The original paper, published in the journal Ethnology in 1969, presented the first research results of the Cross-Cultural Cumulative Coding Center (CCCCC), a unit established in 1968 by Murdock and White at the University of Pittsburgh, with support from the National Science Foundation. The center was organized to offer to scholars a representative sample of the world's known and well described cultures, each "pinpointed" to the smallest identifiable subgroup of the society in question at a specific point in time, and to provide the first set of coded data for the sample. The sample selected by Murdock and White has the advantages of providing a sample size sufficiently large to test multivariate hypotheses but sufficiently small to allow complete coding by different authors; one with pinpointing of dates and focal groups and with a rich ethnographic bibliography and multiple data quality ratings that facilitate cumulative coding of comparative data on a wide variety of topics.

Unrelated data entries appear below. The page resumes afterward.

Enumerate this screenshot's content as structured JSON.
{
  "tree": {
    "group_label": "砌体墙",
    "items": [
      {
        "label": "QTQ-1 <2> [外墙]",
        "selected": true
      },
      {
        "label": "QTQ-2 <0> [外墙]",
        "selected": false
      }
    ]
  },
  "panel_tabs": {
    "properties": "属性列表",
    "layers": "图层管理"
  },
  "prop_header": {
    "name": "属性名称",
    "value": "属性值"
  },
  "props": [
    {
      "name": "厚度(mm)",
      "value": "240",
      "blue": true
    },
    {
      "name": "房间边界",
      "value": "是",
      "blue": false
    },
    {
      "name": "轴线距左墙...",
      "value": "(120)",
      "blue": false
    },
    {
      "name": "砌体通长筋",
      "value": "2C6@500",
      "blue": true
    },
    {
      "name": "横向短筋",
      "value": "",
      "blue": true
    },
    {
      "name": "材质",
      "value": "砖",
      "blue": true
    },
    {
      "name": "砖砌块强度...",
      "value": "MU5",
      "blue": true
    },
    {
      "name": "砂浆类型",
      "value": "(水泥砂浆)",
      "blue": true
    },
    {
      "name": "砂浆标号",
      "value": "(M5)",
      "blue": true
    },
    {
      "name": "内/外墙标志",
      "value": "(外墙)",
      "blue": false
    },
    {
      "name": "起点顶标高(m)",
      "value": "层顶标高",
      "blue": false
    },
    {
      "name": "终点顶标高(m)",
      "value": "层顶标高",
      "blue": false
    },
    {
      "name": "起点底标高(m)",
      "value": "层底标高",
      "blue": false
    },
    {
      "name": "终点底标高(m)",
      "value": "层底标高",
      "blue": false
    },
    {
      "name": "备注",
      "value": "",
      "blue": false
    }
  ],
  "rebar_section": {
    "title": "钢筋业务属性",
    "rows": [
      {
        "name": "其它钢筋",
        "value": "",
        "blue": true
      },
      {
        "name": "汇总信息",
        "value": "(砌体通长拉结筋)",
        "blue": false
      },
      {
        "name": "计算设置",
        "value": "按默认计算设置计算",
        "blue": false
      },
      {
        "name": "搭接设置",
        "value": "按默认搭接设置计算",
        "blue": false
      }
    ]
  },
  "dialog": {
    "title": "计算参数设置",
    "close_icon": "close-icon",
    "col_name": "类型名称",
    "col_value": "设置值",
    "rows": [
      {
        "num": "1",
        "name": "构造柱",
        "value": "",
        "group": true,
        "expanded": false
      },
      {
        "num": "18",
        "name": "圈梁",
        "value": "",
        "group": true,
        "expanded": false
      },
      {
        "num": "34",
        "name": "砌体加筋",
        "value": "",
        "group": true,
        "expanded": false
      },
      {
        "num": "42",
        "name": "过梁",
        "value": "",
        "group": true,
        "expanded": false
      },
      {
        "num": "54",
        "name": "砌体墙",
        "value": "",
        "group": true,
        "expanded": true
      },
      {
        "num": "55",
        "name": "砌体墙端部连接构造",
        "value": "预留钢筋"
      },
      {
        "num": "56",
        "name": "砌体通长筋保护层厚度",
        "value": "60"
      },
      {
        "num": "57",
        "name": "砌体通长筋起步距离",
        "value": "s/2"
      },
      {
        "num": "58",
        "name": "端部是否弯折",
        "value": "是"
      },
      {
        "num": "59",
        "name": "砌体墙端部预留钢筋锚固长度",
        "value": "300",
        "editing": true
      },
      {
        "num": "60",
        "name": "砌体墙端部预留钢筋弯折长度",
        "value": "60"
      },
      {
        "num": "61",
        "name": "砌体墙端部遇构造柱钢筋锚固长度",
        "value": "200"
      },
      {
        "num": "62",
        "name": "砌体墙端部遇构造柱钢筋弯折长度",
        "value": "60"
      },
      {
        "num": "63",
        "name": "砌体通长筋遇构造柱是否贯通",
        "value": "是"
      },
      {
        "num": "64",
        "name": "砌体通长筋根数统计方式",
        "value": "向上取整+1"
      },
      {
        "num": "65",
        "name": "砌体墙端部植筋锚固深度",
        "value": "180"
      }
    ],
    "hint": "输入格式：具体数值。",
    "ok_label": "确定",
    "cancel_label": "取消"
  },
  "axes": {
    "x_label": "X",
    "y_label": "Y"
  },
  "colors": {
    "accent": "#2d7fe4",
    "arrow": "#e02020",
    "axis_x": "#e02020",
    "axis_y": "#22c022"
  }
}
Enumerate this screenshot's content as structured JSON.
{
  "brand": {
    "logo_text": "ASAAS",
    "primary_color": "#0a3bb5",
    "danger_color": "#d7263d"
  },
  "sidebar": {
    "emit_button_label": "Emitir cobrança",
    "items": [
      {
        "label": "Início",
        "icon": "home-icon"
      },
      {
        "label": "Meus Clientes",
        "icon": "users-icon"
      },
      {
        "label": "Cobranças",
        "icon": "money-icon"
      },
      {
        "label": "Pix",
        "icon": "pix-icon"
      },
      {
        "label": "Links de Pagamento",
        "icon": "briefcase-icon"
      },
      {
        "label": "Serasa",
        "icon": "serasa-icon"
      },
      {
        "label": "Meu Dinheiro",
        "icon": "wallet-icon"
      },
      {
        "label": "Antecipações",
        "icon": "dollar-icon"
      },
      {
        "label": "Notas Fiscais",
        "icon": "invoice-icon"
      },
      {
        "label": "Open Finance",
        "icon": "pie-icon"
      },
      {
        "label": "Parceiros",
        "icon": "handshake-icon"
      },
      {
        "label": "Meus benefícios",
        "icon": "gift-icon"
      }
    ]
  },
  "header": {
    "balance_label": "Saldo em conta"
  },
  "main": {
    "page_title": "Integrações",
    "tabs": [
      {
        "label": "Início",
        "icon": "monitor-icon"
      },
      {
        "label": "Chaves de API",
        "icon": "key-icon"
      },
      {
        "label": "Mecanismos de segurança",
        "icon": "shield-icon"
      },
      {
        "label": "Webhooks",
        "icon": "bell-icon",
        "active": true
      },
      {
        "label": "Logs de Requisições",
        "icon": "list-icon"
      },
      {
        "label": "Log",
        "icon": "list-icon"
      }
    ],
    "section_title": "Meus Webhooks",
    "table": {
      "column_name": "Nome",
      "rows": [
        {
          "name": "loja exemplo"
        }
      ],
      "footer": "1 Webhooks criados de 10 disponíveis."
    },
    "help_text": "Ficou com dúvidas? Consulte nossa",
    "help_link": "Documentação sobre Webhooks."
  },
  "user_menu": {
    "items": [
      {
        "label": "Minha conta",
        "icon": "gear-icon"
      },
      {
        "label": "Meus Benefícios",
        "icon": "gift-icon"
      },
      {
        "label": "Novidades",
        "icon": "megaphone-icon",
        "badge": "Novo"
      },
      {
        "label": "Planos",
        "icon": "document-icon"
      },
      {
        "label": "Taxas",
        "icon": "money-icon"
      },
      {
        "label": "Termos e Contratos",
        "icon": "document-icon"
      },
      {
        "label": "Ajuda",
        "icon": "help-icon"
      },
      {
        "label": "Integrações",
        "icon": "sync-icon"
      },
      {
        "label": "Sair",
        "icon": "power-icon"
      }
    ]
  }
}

Although the SCCS maximizes the relative independence of sample cases, the 1969 article also provides standard Galton's problem controls for historical nonindependence of cases, and demonstrates with illustrations of their use that Galton’s problem controls are needed to make valid statistical inferences even with a relatively large cross-cultural sample. This cautionary scientific result has not been properly emphasized by the Human Relations Area Files, with which the SCCS has no connection other than the fact that for some SCCS societies, but not all, there exist partial ethnographic materials housed by HRAF.
The SCCS has served as a basis for a cumulative series of data coded by diverse authors in hundreds of publications on many different types of societal characteristics. Cumulative ethnographic codes and codebooks are published in the World Cultures electronic journal, which adds the geographical coordinates and computerizing mapping through SPSS and the journal's MAPTAB program, written by Douglas R. White. The SCCS and its SPSS database and codebooks currently contain more than 2,000 variables contributed by nearly a hundred different studies and as many authors. These variables include those of Murdock’s Ethnographic Atlas in a form most useful for testing hypotheses because they are collated with the standard sample societies.
This paper is reprinted in modified form with permission of the journal editorial office as published in Ethnology 8:329-369.